Emma Stone is wonderfully nuanced as Cruella. This is the kind of performance that is loaded with foreshadowing but never rushes to the point. Stone has always been good, but she’s never been better. You can tell she’s having a ball, and every time she lets Cruella out you can actually see it in her eyes the moment she switches. This is the kind of performance that should rate an award but likely won’t because of the movie itself. Just when you think you’re satisfied watching her interact with her criminal friends, she comes face to face with what is basically her future self. The chemistry between Emma Stone and Emma Thompson takes over the entire screen, and there’s no denying that when they are together, nothing else matters. This is The Emma Show all the way. It’s like a double scoop of your favorite ice cream.

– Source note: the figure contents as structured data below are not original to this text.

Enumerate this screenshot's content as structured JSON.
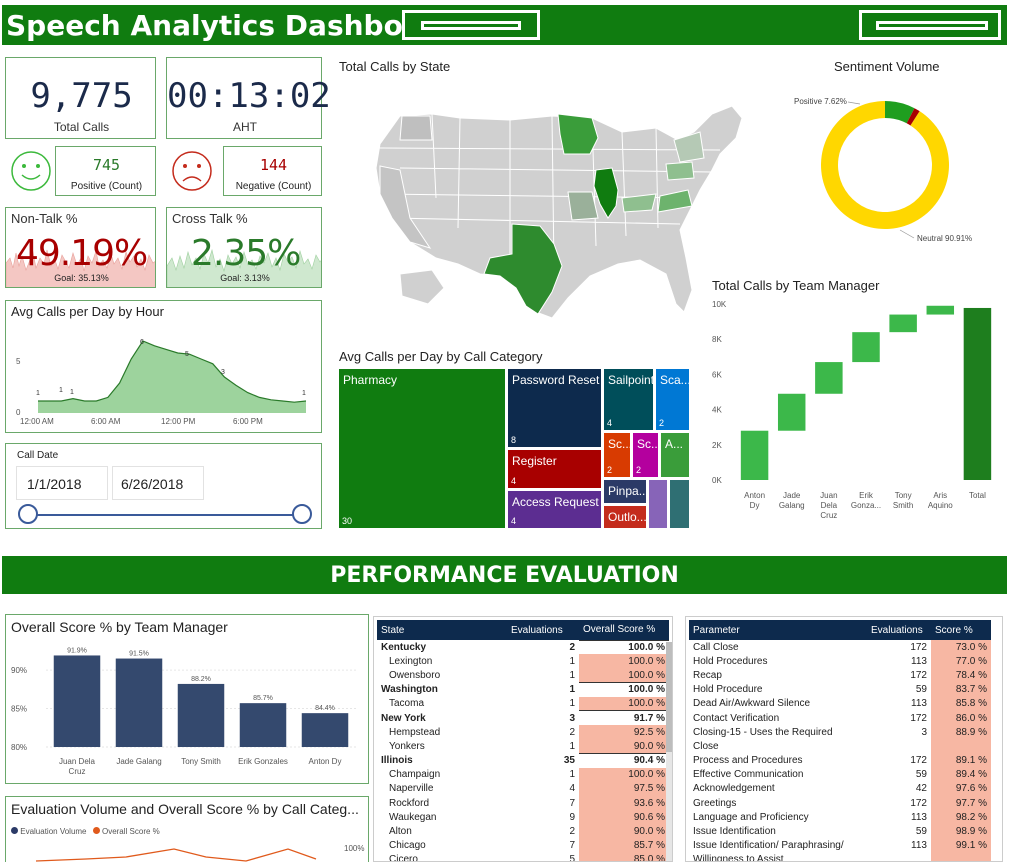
{
  "header": {
    "title": "Speech Analytics Dashboard"
  },
  "kpis": {
    "total_calls": {
      "value": "9,775",
      "label": "Total Calls"
    },
    "aht": {
      "value": "00:13:02",
      "label": "AHT"
    },
    "positive": {
      "value": "745",
      "label": "Positive (Count)"
    },
    "negative": {
      "value": "144",
      "label": "Negative (Count)"
    },
    "non_talk": {
      "title": "Non-Talk %",
      "value": "49.19%",
      "goal": "Goal: 35.13%"
    },
    "cross_talk": {
      "title": "Cross Talk %",
      "value": "2.35%",
      "goal": "Goal: 3.13%"
    }
  },
  "colors": {
    "brand": "#107c10",
    "navy": "#1b2a4a",
    "positive": "#3cb93c",
    "negative": "#c42b1c"
  },
  "hourly": {
    "title": "Avg Calls per Day by Hour",
    "ytick_labels": [
      "5",
      "0"
    ],
    "xtick_labels": [
      "12:00 AM",
      "6:00 AM",
      "12:00 PM",
      "6:00 PM"
    ],
    "point_labels": [
      "1",
      "1",
      "1",
      "6",
      "5",
      "3",
      "1"
    ]
  },
  "date_filter": {
    "title": "Call Date",
    "start": "1/1/2018",
    "end": "6/26/2018"
  },
  "map": {
    "title": "Total Calls by State"
  },
  "sentiment": {
    "title": "Sentiment Volume",
    "positive_label": "Positive 7.62%",
    "neutral_label": "Neutral 90.91%"
  },
  "treemap": {
    "title": "Avg Calls per Day by Call Category",
    "cells": [
      {
        "label": "Pharmacy",
        "num": "30",
        "color": "#107c10"
      },
      {
        "label": "Password Reset",
        "num": "8",
        "color": "#0d2a4d"
      },
      {
        "label": "Sailpoint",
        "num": "4",
        "color": "#004e5a"
      },
      {
        "label": "Sca...",
        "num": "2",
        "color": "#0078d4"
      },
      {
        "label": "Register",
        "num": "4",
        "color": "#a80000"
      },
      {
        "label": "Sc...",
        "num": "2",
        "color": "#d83b01"
      },
      {
        "label": "Sc...",
        "num": "2",
        "color": "#b4009e"
      },
      {
        "label": "A...",
        "num": "",
        "color": "#3a9d3a"
      },
      {
        "label": "Access Request",
        "num": "4",
        "color": "#5c2d91"
      },
      {
        "label": "Pinpa...",
        "num": "",
        "color": "#2b3a67"
      },
      {
        "label": "Outlo...",
        "num": "",
        "color": "#c42b1c"
      },
      {
        "label": "",
        "num": "",
        "color": "#8764b8"
      },
      {
        "label": "",
        "num": "",
        "color": "#2f6f73"
      }
    ]
  },
  "team_waterfall": {
    "title": "Total Calls by Team Manager"
  },
  "performance": {
    "title": "PERFORMANCE EVALUATION"
  },
  "chart_data": [
    {
      "type": "area",
      "title": "Avg Calls per Day by Hour",
      "x": [
        0,
        1,
        2,
        3,
        4,
        5,
        6,
        7,
        8,
        9,
        10,
        11,
        12,
        13,
        14,
        15,
        16,
        17,
        18,
        19,
        20,
        21,
        22,
        23
      ],
      "values": [
        1,
        1,
        1,
        1.2,
        1,
        1,
        1.3,
        2.5,
        4.5,
        6,
        5.6,
        5.3,
        5,
        4.9,
        4.5,
        4.1,
        3,
        2.3,
        1.7,
        1.3,
        1.1,
        1,
        0.9,
        1
      ],
      "ylim": [
        0,
        7
      ]
    },
    {
      "type": "pie",
      "title": "Sentiment Volume",
      "categories": [
        "Neutral",
        "Positive",
        "Negative"
      ],
      "values": [
        90.91,
        7.62,
        1.47
      ]
    },
    {
      "type": "bar",
      "title": "Total Calls by Team Manager",
      "categories": [
        "Anton Dy",
        "Jade Galang",
        "Juan Dela Cruz",
        "Erik Gonza...",
        "Tony Smith",
        "Aris Aquino",
        "Total"
      ],
      "values": [
        2800,
        2100,
        1800,
        1700,
        1000,
        500,
        9775
      ],
      "ytick_labels": [
        "10K",
        "8K",
        "6K",
        "4K",
        "2K",
        "0K"
      ],
      "ylim": [
        0,
        10000
      ]
    },
    {
      "type": "bar",
      "title": "Overall Score % by Team Manager",
      "categories": [
        "Juan Dela Cruz",
        "Jade Galang",
        "Tony Smith",
        "Erik Gonzales",
        "Anton Dy"
      ],
      "values": [
        91.9,
        91.5,
        88.2,
        85.7,
        84.4
      ],
      "value_labels": [
        "91.9%",
        "91.5%",
        "88.2%",
        "85.7%",
        "84.4%"
      ],
      "ytick_labels": [
        "90%",
        "85%",
        "80%"
      ],
      "ylim": [
        80,
        93
      ]
    },
    {
      "type": "line",
      "title": "Evaluation Volume and Overall Score % by Call Categ...",
      "series": [
        {
          "name": "Evaluation Volume",
          "values": []
        },
        {
          "name": "Overall Score %",
          "values": []
        }
      ],
      "ytick_labels": [
        "100%"
      ]
    }
  ],
  "state_table": {
    "headers": [
      "State",
      "Evaluations",
      "Overall Score %"
    ],
    "rows": [
      {
        "name": "Kentucky",
        "eval": "2",
        "score": "100.0 %",
        "group": true
      },
      {
        "name": "Lexington",
        "eval": "1",
        "score": "100.0 %",
        "group": false
      },
      {
        "name": "Owensboro",
        "eval": "1",
        "score": "100.0 %",
        "group": false
      },
      {
        "name": "Washington",
        "eval": "1",
        "score": "100.0 %",
        "group": true
      },
      {
        "name": "Tacoma",
        "eval": "1",
        "score": "100.0 %",
        "group": false
      },
      {
        "name": "New York",
        "eval": "3",
        "score": "91.7 %",
        "group": true
      },
      {
        "name": "Hempstead",
        "eval": "2",
        "score": "92.5 %",
        "group": false
      },
      {
        "name": "Yonkers",
        "eval": "1",
        "score": "90.0 %",
        "group": false
      },
      {
        "name": "Illinois",
        "eval": "35",
        "score": "90.4 %",
        "group": true
      },
      {
        "name": "Champaign",
        "eval": "1",
        "score": "100.0 %",
        "group": false
      },
      {
        "name": "Naperville",
        "eval": "4",
        "score": "97.5 %",
        "group": false
      },
      {
        "name": "Rockford",
        "eval": "7",
        "score": "93.6 %",
        "group": false
      },
      {
        "name": "Waukegan",
        "eval": "9",
        "score": "90.6 %",
        "group": false
      },
      {
        "name": "Alton",
        "eval": "2",
        "score": "90.0 %",
        "group": false
      },
      {
        "name": "Chicago",
        "eval": "7",
        "score": "85.7 %",
        "group": false
      },
      {
        "name": "Cicero",
        "eval": "5",
        "score": "85.0 %",
        "group": false
      }
    ]
  },
  "param_table": {
    "headers": [
      "Parameter",
      "Evaluations",
      "Score %"
    ],
    "rows": [
      {
        "name": "Call Close",
        "eval": "172",
        "score": "73.0 %"
      },
      {
        "name": "Hold Procedures",
        "eval": "113",
        "score": "77.0 %"
      },
      {
        "name": "Recap",
        "eval": "172",
        "score": "78.4 %"
      },
      {
        "name": "Hold Procedure",
        "eval": "59",
        "score": "83.7 %"
      },
      {
        "name": "Dead Air/Awkward Silence",
        "eval": "113",
        "score": "85.8 %"
      },
      {
        "name": "Contact Verification",
        "eval": "172",
        "score": "86.0 %"
      },
      {
        "name": "Closing-15 - Uses the Required",
        "eval": "3",
        "score": "88.9 %"
      },
      {
        "name": "Close",
        "eval": "",
        "score": ""
      },
      {
        "name": "Process and Procedures",
        "eval": "172",
        "score": "89.1 %"
      },
      {
        "name": "Effective Communication",
        "eval": "59",
        "score": "89.4 %"
      },
      {
        "name": "Acknowledgement",
        "eval": "42",
        "score": "97.6 %"
      },
      {
        "name": "Greetings",
        "eval": "172",
        "score": "97.7 %"
      },
      {
        "name": "Language and Proficiency",
        "eval": "113",
        "score": "98.2 %"
      },
      {
        "name": "Issue Identification",
        "eval": "59",
        "score": "98.9 %"
      },
      {
        "name": "Issue Identification/ Paraphrasing/",
        "eval": "113",
        "score": "99.1 %"
      },
      {
        "name": "Willingness to Assist",
        "eval": "",
        "score": ""
      }
    ]
  },
  "score_chart": {
    "title": "Overall Score % by Team Manager"
  },
  "volume_chart": {
    "title": "Evaluation Volume and Overall Score % by Call Categ...",
    "legend": [
      "Evaluation Volume",
      "Overall Score %"
    ]
  }
}
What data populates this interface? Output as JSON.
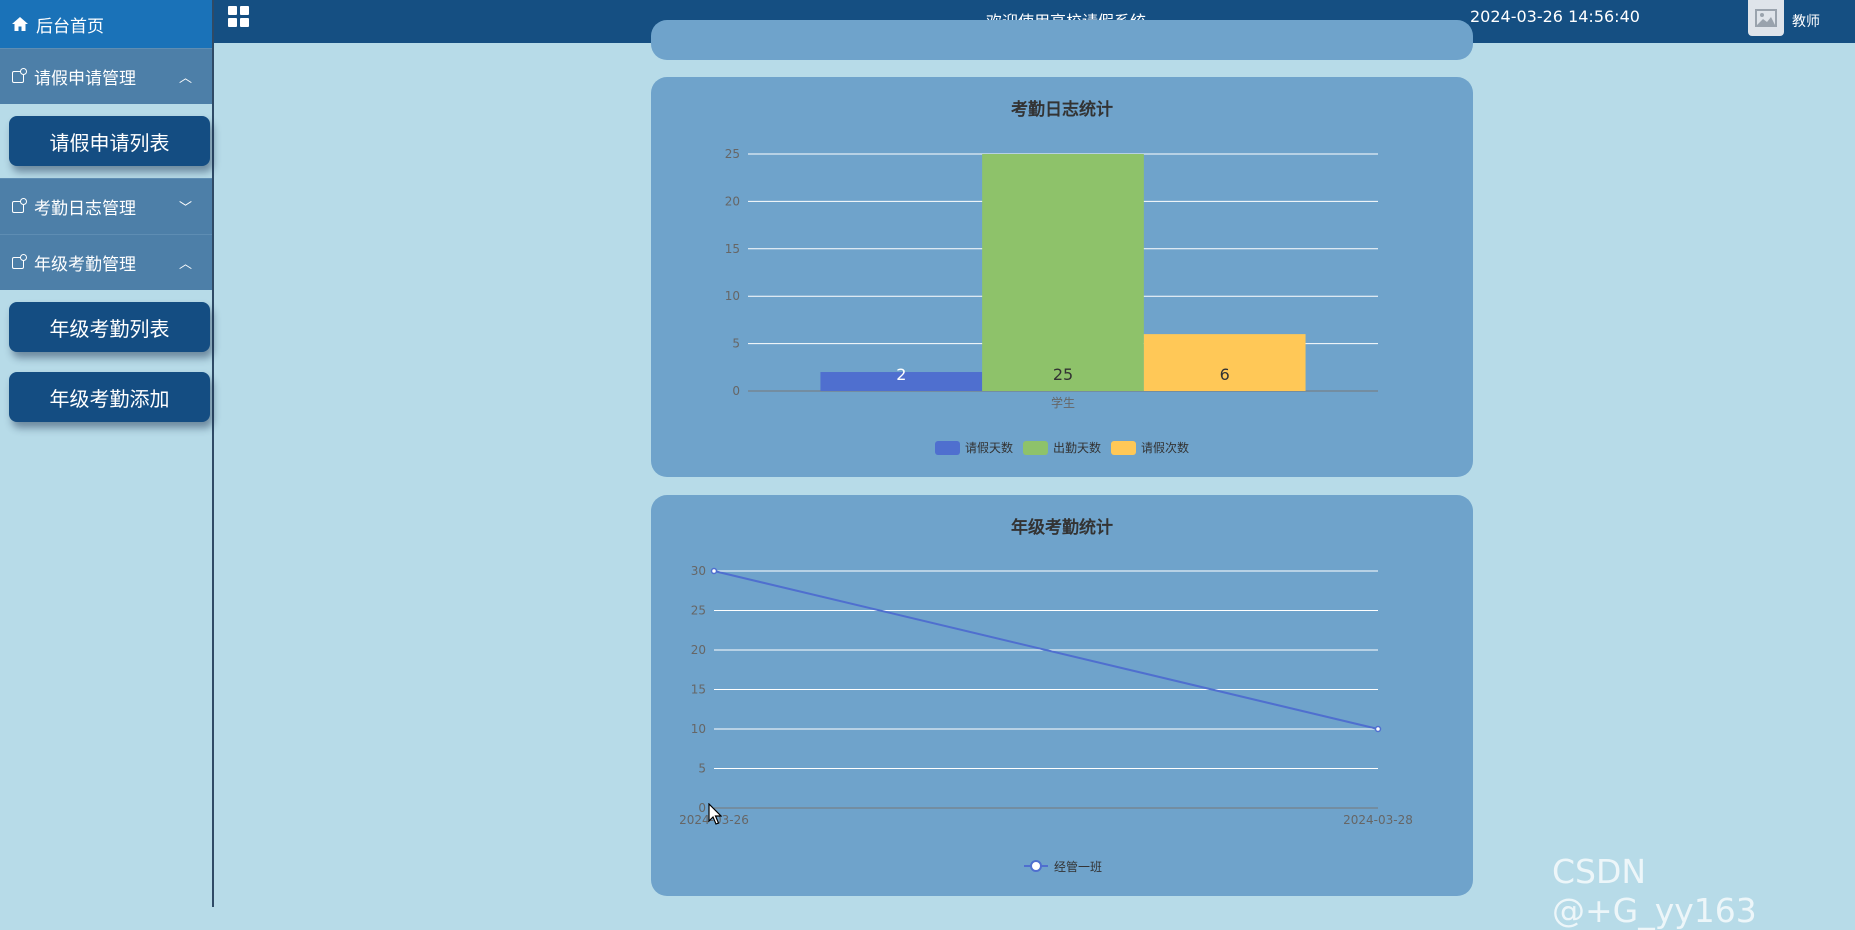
{
  "sidebar": {
    "home_label": "后台首页",
    "groups": [
      {
        "label": "请假申请管理",
        "expanded": true,
        "items": [
          "请假申请列表"
        ]
      },
      {
        "label": "考勤日志管理",
        "expanded": false,
        "items": []
      },
      {
        "label": "年级考勤管理",
        "expanded": true,
        "items": [
          "年级考勤列表",
          "年级考勤添加"
        ]
      }
    ]
  },
  "header": {
    "title": "欢迎使用高校请假系统",
    "datetime": "2024-03-26 14:56:40",
    "user_role": "教师"
  },
  "watermark": "CSDN @+G_yy163",
  "colors": {
    "header": "#154f82",
    "card": "#6fa3cb",
    "series_blue": "#4f6fcf",
    "series_green": "#8ec26a",
    "series_yellow": "#ffc857"
  },
  "chart_data": [
    {
      "type": "bar",
      "title": "考勤日志统计",
      "categories": [
        "学生"
      ],
      "series": [
        {
          "name": "请假天数",
          "values": [
            2
          ]
        },
        {
          "name": "出勤天数",
          "values": [
            25
          ]
        },
        {
          "name": "请假次数",
          "values": [
            6
          ]
        }
      ],
      "ylim": [
        0,
        25
      ],
      "yticks": [
        0,
        5,
        10,
        15,
        20,
        25
      ],
      "grid": true,
      "legend": "bottom"
    },
    {
      "type": "line",
      "title": "年级考勤统计",
      "x": [
        "2024-03-26",
        "2024-03-28"
      ],
      "series": [
        {
          "name": "经管一班",
          "values": [
            30,
            10
          ]
        }
      ],
      "ylim": [
        0,
        30
      ],
      "yticks": [
        0,
        5,
        10,
        15,
        20,
        25,
        30
      ],
      "grid": true,
      "legend": "bottom"
    }
  ]
}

But in case that’s not good enough for you, there’s Paul Walter Hauser, who just came off a great performance as Richard Jewel in Clint Eastwood’s film. He and Joel Fry are like the sprinkles on top of your double-scoop ice cream cone. They become some of the heart in the film that attempts to anchor Cruella emotionally. They’re friends with Estella and love her incredibly, but they’re a bit frightened of Cruella and do her bidding less out of loyalty and more out of fear. But sprinkles aren’t enough if I’m going out for ice cream. I’m going to want the waffle cone coated with white chocolate. That’s where Mark Strong comes in. He’s been on fire lately with 1917, The Kingsmen films, and Shazam. Add this to a good run of compelling characters. He’s valet to the Baroness, but he knows the big secret, and he’s going to be the fly in the ointment. Here he’s strong and mostly silent but with a ton of heart. Make that a double-coating of white chocolate. There’s got to be a little sundae sauce in there, and that’s where Kirby Howell-Baptiste comes in. She takes a relatively small part and stakes out her claim to the story. She’s the kind of actress you forget about for a few minutes, and then there she is, that spoonful of marshmallow/peanut butter sundae sauce. Finally I’m going to need a little whipped cream to top it off. That’s John McCrea playing the eccentric Artie. He runs a dress shop that caters to the extraordinary tastes. Grab a napkin and dig in, because this might not be the best food for you, but it’s going to taste so good, and it’s going to be a really fun ride.
If that’s not enough for you, let’s supersize that with another scoop of ice cream. The soundtrack of this film is as entertaining as everything else. You gets songs from across generations with ELO, Queen, Supertramp mixed in with stuff from the 40’s. These needle drops really tie it all together and keep you in the mood for what is a somewhat more stylish film than I expected, including a rendition of the Shermans’ song if you stick around for a mid-credit scene that will reward the original animated feature’s fans. With all of that going on, this is certainly a chance to return to the cinema and remember what it was like to have fun. The film might be a little overlong at 2 hours and 14 minutes, but I’ll forgive them that flaw if someone hands me another napkin. “How can you not get caught up in all this?”